Teacher’s Union Standards; Would You Want Your Doctor to Be “Minimally Effective”?

I was pondering various public school board standards for grading teachers: “highly effective”, “effective,” “minimally effective”  and “ineffective”.

I contemplated what kind of surgeon I would want to do an operation on me; would “minimally effective” do?  Could I pay more for “highly effective”?  Not likely under Obamacare.  But “highly effective” is what I would want (call it that silly survival instinct).

And when it comes to the personnel at NASA whose charge up until recently was to place the space shuttle into orbit and bring it, with its crew, safely back to Earth, I know I would want “highly effective” as the Challenger and Columbia disasters were too gut wrenching to endure; only the best for that.

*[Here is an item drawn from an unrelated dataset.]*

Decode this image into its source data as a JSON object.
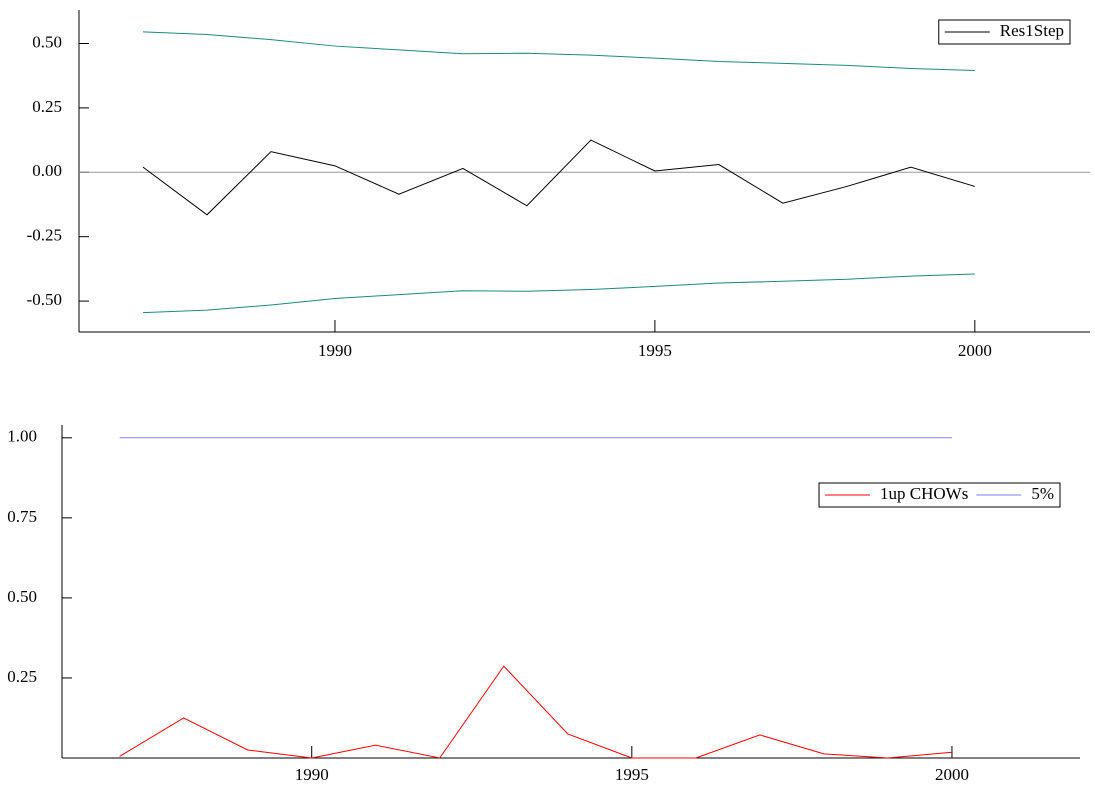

So why settle for anything less than “highly effective”?  I only ask as here, on Planet Jersey, around every school budget election time, the roadways are plastered with placards that indicate the urgency of what is at hand: our kids; our future.  I have bought into such (actually, I always held such opinion).  However, it is mutually incompatible for the teacher’s union leadership to say on one side of their mouth that it’s about the kids while on the other side say that we should protect teachers who are less than “highly effective” and in some cases only “minimally effective”.

But perhaps there is one thing that we can all agree upon: when it comes to advancing the interests of teachers (at times in direct contrast with the students), the leadership of the teachers unions gets a “highly effective”.